Return to OrionHub and click on "Repositories" in the navigation bar at the top of the page. Click "Clone Repository" and paste the URL for your project's website. Modify the pasted URL to include your Eclipse committer id (e.g. ssh://firstname.lastname@example.org/gitroot/www.eclipse.org/orion.git). Click "Submit". OrionHub will ask for your ssh password.
Enter your committer password. OrionHub will make a clone of your repository.
Note that you can make clones of any repository. You will be able to make local changes and commit them locally. You will only be able to push your local changes to the server if you are a committer on the project (or otherwise have write permission).
Click on "Navigator" in the navigation bar on the top of the page to see the cloned repository contents.
Note that you can open multiple OrionHub pages in your browser by right-clicking on links to "open in new tab|window".
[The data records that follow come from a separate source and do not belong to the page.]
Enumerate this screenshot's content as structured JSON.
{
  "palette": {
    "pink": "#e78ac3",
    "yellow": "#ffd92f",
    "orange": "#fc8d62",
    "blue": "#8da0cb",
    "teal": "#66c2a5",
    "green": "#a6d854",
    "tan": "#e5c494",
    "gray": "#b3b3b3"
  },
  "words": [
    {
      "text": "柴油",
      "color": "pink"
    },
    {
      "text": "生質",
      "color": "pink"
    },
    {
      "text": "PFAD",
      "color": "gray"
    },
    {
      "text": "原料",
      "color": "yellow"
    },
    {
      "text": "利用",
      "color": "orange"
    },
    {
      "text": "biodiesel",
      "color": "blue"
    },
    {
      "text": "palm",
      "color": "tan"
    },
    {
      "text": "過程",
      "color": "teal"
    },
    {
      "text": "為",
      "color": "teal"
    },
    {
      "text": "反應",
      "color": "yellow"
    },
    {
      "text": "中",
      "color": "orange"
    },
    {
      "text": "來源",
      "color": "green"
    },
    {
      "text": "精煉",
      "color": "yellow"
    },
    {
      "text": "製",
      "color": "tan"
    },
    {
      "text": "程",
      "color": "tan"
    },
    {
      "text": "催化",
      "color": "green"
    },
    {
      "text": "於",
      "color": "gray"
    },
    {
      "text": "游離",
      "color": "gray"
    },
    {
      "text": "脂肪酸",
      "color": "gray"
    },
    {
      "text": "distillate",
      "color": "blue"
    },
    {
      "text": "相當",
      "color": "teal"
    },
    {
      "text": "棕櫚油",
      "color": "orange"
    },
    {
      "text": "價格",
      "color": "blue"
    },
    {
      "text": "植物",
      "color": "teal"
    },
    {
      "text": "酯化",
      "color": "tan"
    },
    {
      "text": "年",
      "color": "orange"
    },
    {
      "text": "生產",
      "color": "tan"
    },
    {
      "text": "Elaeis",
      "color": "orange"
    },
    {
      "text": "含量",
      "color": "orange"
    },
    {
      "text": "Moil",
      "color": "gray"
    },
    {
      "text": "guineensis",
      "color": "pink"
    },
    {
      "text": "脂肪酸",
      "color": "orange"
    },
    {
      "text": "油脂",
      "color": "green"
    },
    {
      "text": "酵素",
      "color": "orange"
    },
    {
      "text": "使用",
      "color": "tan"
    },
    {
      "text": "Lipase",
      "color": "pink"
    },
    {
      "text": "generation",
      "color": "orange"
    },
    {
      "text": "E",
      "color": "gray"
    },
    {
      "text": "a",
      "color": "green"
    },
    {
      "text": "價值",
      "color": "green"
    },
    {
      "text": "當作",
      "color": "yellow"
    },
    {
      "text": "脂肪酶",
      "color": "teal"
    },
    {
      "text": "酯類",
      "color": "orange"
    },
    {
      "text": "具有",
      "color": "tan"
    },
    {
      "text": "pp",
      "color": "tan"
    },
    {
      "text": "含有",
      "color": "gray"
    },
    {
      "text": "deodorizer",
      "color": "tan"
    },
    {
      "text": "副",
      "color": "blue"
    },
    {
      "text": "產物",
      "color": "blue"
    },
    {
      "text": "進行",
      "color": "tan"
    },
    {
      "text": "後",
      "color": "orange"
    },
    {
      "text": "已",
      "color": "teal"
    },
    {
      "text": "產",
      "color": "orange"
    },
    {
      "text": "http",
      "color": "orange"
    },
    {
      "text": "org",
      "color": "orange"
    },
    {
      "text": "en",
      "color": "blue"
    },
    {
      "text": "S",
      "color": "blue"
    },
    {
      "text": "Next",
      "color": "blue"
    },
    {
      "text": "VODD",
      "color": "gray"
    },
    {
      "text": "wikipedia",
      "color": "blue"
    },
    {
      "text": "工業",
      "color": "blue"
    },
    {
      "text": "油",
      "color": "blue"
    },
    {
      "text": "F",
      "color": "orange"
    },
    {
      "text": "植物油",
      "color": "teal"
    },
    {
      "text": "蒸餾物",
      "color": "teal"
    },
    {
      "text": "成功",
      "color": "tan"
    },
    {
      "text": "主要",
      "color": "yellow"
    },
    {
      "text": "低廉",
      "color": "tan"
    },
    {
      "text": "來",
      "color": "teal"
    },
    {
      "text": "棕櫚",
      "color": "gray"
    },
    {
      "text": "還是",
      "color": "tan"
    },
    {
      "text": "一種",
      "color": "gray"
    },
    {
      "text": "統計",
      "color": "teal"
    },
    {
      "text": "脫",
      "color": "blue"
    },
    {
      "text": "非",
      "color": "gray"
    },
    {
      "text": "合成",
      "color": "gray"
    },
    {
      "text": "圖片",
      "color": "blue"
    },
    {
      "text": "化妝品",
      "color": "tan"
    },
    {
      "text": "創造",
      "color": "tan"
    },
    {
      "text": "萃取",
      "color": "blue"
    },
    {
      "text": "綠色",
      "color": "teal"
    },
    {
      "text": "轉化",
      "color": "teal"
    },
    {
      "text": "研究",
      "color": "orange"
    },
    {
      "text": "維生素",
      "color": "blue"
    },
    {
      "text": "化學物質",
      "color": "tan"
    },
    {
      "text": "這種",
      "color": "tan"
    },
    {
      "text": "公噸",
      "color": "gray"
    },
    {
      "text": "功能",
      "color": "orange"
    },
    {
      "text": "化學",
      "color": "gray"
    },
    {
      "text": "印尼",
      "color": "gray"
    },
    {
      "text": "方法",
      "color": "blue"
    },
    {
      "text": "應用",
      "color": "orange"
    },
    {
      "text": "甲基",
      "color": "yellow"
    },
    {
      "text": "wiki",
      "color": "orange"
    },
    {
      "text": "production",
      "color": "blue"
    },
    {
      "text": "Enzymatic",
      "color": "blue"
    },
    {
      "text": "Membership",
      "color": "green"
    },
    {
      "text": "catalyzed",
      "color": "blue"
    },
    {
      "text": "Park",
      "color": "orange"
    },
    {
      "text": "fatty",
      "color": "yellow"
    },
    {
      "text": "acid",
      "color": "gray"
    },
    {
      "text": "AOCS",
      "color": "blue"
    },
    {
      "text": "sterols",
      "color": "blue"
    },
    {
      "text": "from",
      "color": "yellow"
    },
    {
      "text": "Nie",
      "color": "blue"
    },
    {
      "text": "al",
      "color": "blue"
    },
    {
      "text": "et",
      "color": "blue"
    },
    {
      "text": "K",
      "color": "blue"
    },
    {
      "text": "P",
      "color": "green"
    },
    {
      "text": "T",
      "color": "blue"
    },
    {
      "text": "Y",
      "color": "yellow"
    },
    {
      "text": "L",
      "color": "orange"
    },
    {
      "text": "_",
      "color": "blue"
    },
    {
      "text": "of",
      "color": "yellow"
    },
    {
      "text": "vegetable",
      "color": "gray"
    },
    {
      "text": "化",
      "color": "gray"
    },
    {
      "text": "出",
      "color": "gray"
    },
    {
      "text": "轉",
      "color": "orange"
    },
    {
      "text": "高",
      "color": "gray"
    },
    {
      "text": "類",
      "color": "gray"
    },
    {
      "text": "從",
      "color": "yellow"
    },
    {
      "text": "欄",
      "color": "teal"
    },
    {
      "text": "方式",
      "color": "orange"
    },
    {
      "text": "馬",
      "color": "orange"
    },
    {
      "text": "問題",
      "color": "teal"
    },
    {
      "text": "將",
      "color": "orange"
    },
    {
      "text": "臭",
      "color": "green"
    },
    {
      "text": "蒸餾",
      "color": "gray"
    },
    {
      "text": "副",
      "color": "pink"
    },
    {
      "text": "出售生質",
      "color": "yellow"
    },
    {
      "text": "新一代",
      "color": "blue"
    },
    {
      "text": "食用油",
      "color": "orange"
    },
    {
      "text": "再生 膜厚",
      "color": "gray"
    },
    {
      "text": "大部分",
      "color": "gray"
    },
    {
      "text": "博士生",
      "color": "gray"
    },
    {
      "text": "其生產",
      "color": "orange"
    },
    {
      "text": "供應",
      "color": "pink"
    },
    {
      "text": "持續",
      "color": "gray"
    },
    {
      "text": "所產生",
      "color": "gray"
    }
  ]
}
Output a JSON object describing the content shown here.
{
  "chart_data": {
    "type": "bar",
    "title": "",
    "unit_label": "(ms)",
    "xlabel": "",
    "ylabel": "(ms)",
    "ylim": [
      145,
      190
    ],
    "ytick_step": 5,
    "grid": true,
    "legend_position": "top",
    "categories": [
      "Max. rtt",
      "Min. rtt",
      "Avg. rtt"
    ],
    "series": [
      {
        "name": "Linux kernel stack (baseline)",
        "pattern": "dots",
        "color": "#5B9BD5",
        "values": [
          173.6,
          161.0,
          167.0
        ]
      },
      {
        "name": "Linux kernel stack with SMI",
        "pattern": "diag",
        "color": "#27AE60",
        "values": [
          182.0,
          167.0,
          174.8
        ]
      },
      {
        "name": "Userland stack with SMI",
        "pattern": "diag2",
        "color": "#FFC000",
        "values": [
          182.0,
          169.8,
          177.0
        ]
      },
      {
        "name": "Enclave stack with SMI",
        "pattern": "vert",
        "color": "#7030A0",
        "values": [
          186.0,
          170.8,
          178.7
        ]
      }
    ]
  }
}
- Greasemonkey Scripts make cloning a repository into OrionHub even easier;
Before starting any new work in your project website directory, be sure to update your clone of the repository.
Click on "Repositories" in the navigation bar at the top of the page. Click the "Pull from the repository" icon to the right of your repository (it's the icon that points up). You may be asked for your credentials;
use your Eclipse committer password.
Click on "Show in navigator" to the right of the repository to review the contents and start editing. You can also click on "Navigator" in the navigation bar on the top of the page to access the files in your local workspace.
Editing is pretty straightforward. Expand the file hierarchy as necessary and click on a file to open the editor (note that you can right click to open the editor in a new tab or window if you wan to keep the Navigator open).
When you are done with your edits, flip back to the "Repositories" page. If you've made changes, your repository should be annotated with a brief status message (e.g. "1 file(s) to stage and 0 file(s) to commit.").
Click on "Git Status" to the right of your repository.
The files that you've changed should appear under "Unstaged". Click the "Stage the change" icon to the left of each change you want to commit (it's the icon that looks like a document with a down arrow). Do this for all of the changes that you want to commit. The files will move from "Unstaged" to "Staged".
Note that you can review the changes by clicking the "twistee" arrow to the left of the file name.
Click on the "Commit" button to right of the "Staged" section header. Enter a commit message describing your change and click "Submit".
To complete the operation, click the "Push All" button to the left of the "Commits..." section at the bottom of the page. If you are prompted,
enter your committer password.
That's it. You're done.
Be sure to commit any work that you care about immediately. Any data left on OrionHub can be erased for various reasons. Any work that you commit and push will be safe.
Cleaning up your workspace
Use with care
On the "Repositories" page, click the "Git Status" link to the right of your repository. Click the "Reset" button to the right of the "Commits..." section.
Note that this will return your workspace to the current Git state. Any changed files that have not been committed will be reverted back to their last committed state (or removed if they were added).